The executable is on an mapped H:\ drive.
I have modified the InvokeSSIS.bat batch file to capture the command the batch file is generating. If I execute this command from the command line, it works perfectly. From the webapp Invoker, it executes the package but the tasks responsible for calling the executable doesn't execute as the entire package takes only 1 second to complete (whereas it should take about a minute.)
The executable DOES have a GUI, but it is NOT interactive. This is because when you call the GUI with specific parameters, it automatically runs in batch mode and executes a macro used to generate the desired spreadsheet.
I know this is ok because it works on the UAT server AND it works from the command line!
I have checked the permissions on the executable (bu right-clicking the executable and clicking properties.) I have granted Full Control on the executable to the same user specified as the identity tab of the application pool i am using.
Can someone please help me? As I said I am dying over here!
Please let me know if you have any ideas or what other info you need.
Environment (both UAT and PROD)
OS: Windows Server 2003
IIS 6
asp.net 2.0
SQL Server 2008
Thanks!
Steve
You can't use a mapped drive with IIS.
You must use the \\servername syntax to reach files on other systems.
I agree with user544284 that this is at least in part a mapping issue. I'll ignore for a minute the complete insanity of having a web application call a batch file to start an executable that's on a remote network drive through a drive letter mapping.
Most likely the UAT box has something set up that maps that drive letter for you which Prod is missing.
The only other possibility is a security violation is occurring. Running .exe's from a network drive is generally frowned on. Do the two environments have the exact same version of windows? Are they configured the same with regards to UAC? Any differences here are going to be important.
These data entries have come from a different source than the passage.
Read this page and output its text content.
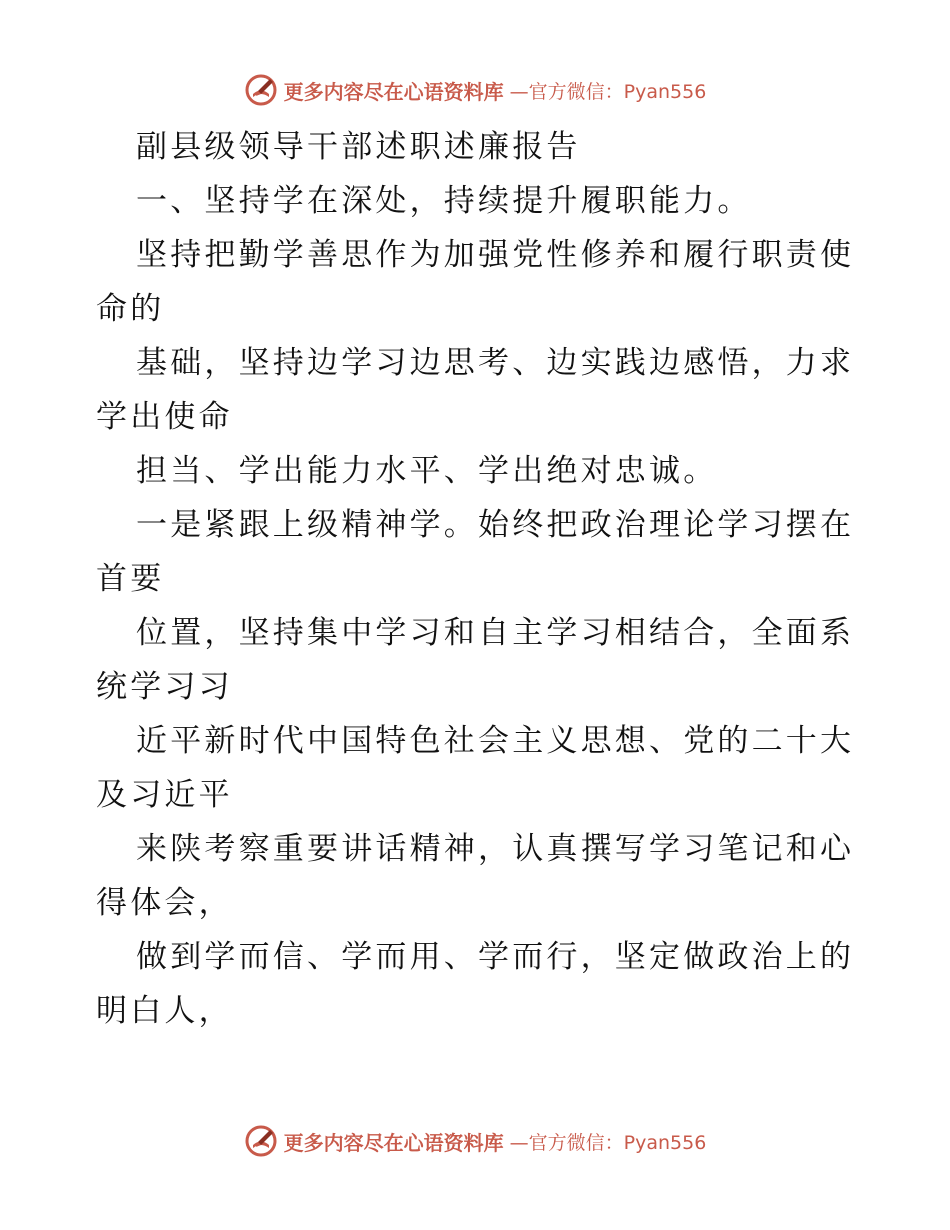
更多内容尽在心语资料库 —官方微信：Pyan556

副县级领导干部述职述廉报告

一、坚持学在深处，持续提升履职能力。

坚持把勤学善思作为加强党性修养和履行职责使

命的

基础，坚持边学习边思考、边实践边感悟，力求

学出使命

担当、学出能力水平、学出绝对忠诚。

一是紧跟上级精神学。始终把政治理论学习摆在

首要

位置，坚持集中学习和自主学习相结合，全面系

统学习习

近平新时代中国特色社会主义思想、党的二十大

及习近平

来陕考察重要讲话精神，认真撰写学习笔记和心

得体会，

做到学而信、学而用、学而行，坚定做政治上的

明白人，

更多内容尽在心语资料库 —官方微信：Pyan556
Which brings up an interesting thought. I wonder if someone logged in to the UAT server using the same account credentials the app pool is using and added the ip address of the machine where the exe lives to the list of "Local Intranet" sites... Or, if they installed SSIS on the UAT server itself.
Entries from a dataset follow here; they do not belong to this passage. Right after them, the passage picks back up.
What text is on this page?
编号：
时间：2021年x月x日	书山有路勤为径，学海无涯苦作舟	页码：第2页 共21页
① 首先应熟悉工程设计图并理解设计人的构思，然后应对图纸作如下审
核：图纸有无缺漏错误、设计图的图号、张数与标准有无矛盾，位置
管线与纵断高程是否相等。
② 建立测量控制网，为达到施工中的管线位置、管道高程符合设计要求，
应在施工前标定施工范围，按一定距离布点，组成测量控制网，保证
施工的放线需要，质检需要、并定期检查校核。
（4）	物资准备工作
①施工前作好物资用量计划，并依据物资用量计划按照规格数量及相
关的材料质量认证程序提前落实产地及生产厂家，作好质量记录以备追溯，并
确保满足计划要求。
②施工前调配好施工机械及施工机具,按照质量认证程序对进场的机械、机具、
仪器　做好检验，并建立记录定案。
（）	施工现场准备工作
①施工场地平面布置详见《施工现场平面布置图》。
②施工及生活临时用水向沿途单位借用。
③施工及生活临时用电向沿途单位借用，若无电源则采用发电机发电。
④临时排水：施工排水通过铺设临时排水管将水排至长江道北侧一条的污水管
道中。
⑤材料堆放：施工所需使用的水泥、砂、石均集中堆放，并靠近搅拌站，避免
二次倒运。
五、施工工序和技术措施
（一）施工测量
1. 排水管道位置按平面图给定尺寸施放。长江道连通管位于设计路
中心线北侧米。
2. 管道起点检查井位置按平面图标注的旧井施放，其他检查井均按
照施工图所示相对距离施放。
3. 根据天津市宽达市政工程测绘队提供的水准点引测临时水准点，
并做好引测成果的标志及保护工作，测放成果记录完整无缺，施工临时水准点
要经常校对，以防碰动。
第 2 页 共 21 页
Just because YOU can log in to the server and run it on the command line means nothing. You have to find out if the drive letter is mapped at all for the user that the web app is running under and whether that user has the required security bits and whether the local OS will allow it regardless.
Okay, I can't ignore it: hairbrained is the nicest adjective I can come up with for this "architecture". Do yourself a favor and go back to the drawing board on this one. It has the word "brittle" written all over it, as you have already found. Instead of building out a batch file to call dtexec, just do it directly either by something like this or this.